Because "A" would affect both the property tax rate and its base, the sales and use tax rates, credits against the Michigan income tax. and deductions under the Federal income tax, and affect the disposable income, homeowner's equity and business incentives of Michigan residents, a proper individual analysis is not easy. Many of the early analyses of Proposal "A" contained examples of individual taxpayers designed to determine whether such taxpayers would pay more, or less in total taxes. None of these took into account the full impact of the proposal, and some were deeply flawed.[12] Among the effects left out of some of these analyses were:

  • Ignoring the effect of lower taxes on property values. or ignoring the change in assessments over time altogether;

  • Ignoring likely millage rate changes because of "Headlee" rollbacks, or ignoring SEV changes all together;

  • Ignoring the first-year impact of an entire year of property tax savings along with 5 1/2 months of sales tax increases;

  • Incorrectly assuming that most individuals both receive an itemized deduction for property taxes and a "circuit breaker" credit; as discussed below, only about a third of Michigan taxpayers itemize, and many two-earner or higher income households are ineligible for a full circuit breaker credit;

  • Ignoring the effect of reduced business taxes on workers, investors. and consumers; while the discussion below indicates a detailed breakdown may be impossible, it also concludes that at least $400 million in these benefits go to Michigan residents;

  • Ignoring the impact on non-property owners such as renters and students, or assuming the impact is entirely negative;

  • Incorrectly assuming that half or more of annual income typically is spent on sales-taxable items, or that the sales tax isn't "progressive" or "fair;"
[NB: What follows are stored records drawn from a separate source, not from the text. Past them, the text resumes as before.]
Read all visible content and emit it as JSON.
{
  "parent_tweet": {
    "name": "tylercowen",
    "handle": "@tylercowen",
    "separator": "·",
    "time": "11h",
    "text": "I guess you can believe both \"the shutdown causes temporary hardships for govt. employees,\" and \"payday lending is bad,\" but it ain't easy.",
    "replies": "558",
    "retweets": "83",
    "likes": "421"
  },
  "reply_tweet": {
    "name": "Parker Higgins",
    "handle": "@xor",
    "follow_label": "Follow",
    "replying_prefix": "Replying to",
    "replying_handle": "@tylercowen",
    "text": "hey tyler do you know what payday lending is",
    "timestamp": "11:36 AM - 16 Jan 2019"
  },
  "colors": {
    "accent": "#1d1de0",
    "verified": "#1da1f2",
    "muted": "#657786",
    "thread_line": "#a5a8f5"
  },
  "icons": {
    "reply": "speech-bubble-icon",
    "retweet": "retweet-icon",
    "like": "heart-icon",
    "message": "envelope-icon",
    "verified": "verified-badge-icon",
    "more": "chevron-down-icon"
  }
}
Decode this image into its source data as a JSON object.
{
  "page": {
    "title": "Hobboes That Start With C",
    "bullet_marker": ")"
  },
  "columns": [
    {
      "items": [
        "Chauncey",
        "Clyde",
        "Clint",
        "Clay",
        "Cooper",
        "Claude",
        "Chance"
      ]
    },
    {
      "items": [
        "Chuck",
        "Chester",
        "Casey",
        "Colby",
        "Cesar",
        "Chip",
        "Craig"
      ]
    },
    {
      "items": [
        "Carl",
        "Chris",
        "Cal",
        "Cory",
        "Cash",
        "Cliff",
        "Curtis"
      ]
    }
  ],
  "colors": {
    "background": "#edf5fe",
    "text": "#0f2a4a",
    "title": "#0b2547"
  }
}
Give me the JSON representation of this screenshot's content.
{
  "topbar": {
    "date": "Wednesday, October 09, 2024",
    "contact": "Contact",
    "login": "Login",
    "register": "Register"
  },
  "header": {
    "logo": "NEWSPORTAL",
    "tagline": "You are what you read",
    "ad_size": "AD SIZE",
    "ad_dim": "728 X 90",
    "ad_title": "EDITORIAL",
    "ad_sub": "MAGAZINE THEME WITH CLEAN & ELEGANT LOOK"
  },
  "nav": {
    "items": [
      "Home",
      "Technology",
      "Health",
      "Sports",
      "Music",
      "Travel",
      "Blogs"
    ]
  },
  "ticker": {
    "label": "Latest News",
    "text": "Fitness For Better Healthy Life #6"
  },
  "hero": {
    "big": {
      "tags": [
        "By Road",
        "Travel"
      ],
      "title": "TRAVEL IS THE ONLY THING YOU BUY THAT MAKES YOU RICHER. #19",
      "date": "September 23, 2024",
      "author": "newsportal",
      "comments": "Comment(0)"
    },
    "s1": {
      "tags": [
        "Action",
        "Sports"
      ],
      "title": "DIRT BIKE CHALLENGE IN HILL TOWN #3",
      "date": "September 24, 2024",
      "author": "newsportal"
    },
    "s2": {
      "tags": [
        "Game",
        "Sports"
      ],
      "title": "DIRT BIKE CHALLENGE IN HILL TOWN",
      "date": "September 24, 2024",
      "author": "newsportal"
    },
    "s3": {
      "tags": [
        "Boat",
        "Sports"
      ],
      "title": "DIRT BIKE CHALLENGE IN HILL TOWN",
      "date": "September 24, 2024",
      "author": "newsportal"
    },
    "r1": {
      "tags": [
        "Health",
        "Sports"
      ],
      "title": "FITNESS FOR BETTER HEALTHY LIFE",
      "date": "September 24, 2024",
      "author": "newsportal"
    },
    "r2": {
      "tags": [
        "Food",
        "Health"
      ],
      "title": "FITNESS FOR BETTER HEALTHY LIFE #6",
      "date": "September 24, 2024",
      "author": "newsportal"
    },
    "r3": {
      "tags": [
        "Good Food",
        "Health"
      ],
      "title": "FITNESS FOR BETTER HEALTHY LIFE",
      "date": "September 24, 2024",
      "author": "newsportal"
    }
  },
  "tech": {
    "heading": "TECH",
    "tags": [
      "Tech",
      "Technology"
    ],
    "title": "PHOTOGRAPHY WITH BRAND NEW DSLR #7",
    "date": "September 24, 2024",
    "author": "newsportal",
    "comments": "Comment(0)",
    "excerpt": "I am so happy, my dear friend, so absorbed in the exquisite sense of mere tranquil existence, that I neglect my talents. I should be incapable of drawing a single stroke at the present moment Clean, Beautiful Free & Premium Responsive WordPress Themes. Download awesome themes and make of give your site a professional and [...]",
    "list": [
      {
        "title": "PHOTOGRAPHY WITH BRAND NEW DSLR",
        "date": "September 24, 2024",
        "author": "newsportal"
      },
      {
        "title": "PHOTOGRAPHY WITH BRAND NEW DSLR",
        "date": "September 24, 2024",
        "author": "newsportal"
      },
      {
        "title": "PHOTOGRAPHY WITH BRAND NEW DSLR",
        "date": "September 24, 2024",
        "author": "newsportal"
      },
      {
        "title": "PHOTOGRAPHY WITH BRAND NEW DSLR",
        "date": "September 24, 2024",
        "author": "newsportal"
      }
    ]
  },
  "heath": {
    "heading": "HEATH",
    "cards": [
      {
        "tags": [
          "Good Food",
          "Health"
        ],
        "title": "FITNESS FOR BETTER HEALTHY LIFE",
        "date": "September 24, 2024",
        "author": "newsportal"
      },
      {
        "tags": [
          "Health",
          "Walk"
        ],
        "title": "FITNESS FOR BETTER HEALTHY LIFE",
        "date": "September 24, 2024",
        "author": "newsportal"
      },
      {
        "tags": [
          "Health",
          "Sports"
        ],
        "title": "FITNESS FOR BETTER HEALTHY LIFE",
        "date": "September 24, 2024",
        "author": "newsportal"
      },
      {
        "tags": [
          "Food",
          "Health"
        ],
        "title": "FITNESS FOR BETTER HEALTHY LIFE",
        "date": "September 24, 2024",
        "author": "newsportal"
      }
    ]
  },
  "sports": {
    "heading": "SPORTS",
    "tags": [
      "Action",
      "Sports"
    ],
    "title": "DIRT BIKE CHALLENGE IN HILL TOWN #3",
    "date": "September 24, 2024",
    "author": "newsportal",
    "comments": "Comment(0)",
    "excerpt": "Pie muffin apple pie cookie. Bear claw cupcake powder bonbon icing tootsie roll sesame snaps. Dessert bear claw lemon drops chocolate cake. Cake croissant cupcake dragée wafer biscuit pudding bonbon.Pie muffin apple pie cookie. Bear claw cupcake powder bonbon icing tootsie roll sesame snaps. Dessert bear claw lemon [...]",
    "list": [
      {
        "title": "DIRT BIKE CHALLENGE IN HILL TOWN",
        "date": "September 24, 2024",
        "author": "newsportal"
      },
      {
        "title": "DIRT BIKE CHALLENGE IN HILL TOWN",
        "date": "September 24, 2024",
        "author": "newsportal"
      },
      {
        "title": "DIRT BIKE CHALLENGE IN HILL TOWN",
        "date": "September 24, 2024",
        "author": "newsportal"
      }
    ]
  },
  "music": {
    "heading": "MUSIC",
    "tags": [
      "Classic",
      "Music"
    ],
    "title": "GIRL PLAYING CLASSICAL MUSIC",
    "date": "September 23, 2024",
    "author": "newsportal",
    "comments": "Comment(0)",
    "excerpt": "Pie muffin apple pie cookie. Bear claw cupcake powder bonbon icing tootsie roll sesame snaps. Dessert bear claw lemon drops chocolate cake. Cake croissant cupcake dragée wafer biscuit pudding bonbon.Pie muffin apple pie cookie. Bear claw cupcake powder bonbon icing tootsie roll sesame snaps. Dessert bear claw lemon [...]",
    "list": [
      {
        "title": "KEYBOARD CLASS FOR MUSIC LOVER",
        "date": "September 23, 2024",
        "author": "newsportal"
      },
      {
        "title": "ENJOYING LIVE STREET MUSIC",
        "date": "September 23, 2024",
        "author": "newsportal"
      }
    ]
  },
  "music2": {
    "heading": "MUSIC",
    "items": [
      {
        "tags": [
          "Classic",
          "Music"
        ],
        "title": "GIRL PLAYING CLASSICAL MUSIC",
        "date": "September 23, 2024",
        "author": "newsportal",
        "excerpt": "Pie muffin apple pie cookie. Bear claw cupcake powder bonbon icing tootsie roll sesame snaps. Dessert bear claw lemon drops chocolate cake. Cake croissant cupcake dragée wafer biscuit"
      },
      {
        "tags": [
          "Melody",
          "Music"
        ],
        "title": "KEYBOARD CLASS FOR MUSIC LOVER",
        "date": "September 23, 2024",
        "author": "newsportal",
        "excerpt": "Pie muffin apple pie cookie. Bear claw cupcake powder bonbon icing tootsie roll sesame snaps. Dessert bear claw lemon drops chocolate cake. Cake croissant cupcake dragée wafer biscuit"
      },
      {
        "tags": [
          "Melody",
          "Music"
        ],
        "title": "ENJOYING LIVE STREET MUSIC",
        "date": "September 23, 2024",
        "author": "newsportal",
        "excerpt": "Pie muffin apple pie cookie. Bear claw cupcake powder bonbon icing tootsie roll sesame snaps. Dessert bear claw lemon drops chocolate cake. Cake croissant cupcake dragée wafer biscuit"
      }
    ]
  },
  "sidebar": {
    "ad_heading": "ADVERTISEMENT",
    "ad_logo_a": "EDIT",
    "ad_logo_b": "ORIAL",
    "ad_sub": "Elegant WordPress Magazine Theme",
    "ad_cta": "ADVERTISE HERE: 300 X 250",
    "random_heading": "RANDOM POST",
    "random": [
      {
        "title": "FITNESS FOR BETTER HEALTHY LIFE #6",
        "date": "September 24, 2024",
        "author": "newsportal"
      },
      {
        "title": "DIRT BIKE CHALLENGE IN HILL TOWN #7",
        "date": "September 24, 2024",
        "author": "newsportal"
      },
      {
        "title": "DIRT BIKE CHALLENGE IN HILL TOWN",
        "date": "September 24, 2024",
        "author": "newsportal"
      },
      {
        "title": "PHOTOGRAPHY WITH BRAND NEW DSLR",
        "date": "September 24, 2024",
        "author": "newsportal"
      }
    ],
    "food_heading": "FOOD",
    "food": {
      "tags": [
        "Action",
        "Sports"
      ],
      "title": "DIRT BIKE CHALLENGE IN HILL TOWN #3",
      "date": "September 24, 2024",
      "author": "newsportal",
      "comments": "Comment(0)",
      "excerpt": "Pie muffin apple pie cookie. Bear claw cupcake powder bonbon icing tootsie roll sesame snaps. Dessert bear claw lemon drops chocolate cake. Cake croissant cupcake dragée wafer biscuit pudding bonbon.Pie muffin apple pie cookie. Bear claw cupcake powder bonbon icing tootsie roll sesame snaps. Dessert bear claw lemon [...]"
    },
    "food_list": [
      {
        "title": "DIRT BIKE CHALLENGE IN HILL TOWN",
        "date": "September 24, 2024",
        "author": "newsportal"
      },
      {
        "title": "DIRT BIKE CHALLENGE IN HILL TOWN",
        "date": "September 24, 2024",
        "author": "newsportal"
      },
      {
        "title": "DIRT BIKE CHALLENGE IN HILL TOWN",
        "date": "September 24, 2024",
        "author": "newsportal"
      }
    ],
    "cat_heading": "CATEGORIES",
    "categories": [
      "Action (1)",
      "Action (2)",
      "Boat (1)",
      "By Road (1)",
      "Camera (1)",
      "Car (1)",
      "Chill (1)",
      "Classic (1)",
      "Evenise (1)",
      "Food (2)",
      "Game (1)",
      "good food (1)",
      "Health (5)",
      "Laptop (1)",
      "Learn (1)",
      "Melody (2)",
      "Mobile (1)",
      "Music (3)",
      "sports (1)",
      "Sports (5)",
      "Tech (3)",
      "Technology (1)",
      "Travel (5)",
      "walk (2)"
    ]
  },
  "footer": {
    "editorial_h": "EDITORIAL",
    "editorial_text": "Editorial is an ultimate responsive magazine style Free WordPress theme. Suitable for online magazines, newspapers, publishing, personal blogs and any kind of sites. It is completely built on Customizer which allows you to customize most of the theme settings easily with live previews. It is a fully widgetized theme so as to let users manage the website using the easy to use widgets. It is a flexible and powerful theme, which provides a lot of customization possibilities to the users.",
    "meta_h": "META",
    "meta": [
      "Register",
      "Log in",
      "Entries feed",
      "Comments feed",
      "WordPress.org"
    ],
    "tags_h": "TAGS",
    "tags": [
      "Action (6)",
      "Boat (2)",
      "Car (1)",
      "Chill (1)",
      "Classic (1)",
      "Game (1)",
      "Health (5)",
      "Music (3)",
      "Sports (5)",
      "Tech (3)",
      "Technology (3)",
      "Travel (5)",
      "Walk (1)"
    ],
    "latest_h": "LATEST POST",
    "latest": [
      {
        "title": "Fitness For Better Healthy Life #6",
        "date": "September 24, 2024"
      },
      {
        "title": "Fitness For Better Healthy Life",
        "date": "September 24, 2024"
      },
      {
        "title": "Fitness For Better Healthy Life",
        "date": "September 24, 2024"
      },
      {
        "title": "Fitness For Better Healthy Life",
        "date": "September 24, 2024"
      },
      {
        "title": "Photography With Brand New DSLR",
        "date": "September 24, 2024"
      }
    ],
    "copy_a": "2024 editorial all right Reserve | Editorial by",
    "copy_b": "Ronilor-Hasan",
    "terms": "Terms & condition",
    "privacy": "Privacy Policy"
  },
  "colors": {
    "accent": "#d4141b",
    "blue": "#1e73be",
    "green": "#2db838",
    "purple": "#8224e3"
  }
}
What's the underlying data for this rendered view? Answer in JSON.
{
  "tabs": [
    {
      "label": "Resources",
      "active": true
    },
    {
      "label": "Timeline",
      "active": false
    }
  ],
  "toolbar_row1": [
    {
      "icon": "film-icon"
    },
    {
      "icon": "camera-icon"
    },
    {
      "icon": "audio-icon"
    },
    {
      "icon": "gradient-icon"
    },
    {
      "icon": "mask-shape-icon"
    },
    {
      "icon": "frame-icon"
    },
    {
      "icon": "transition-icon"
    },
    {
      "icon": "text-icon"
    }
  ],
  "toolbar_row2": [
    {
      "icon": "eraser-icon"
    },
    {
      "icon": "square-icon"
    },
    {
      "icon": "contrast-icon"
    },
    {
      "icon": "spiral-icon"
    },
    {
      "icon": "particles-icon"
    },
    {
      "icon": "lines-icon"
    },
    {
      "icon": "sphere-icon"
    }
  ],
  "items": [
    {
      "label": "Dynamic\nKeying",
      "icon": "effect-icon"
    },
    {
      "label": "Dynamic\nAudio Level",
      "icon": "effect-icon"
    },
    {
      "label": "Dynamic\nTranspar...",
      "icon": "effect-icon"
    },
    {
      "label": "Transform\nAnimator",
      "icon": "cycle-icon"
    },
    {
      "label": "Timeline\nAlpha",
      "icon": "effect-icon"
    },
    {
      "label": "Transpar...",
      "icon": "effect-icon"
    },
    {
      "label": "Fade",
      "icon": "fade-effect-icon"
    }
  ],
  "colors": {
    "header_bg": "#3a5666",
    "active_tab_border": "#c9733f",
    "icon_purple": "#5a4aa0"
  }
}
The sections below discuss the actual impact on different classes of taxpayers

Renters

Renters pay property taxes through their rent. The Michigan income tax code allows renters the same "circuit breaker" credit by assuming that 17% of rental payments go to property taxes. By reducing the tax burden on rental property, "A" would lead directly to a reduction in rent. This reduction would be delayed for many renters until the end of their lease period, and would be mixed in with other costs, many of which will be rising. A rough estimate of the average effect, over time, on rent due to the property tax cut would be a reduction of around 4%.[13] Because other costs will probably increase, the reduction in the property tax costs would show up in many areas as a slowdown in the increase in rental costs. The reduction in rent would not come about because of government edict, but because of competitive market pressures – a far more effective control on profit margins and prices.

Consumers

People will face the sales and use tax increase when they consume goods and services. The sales and use taxes are consumption taxes, which do not penalize savings and investment like income and property taxes.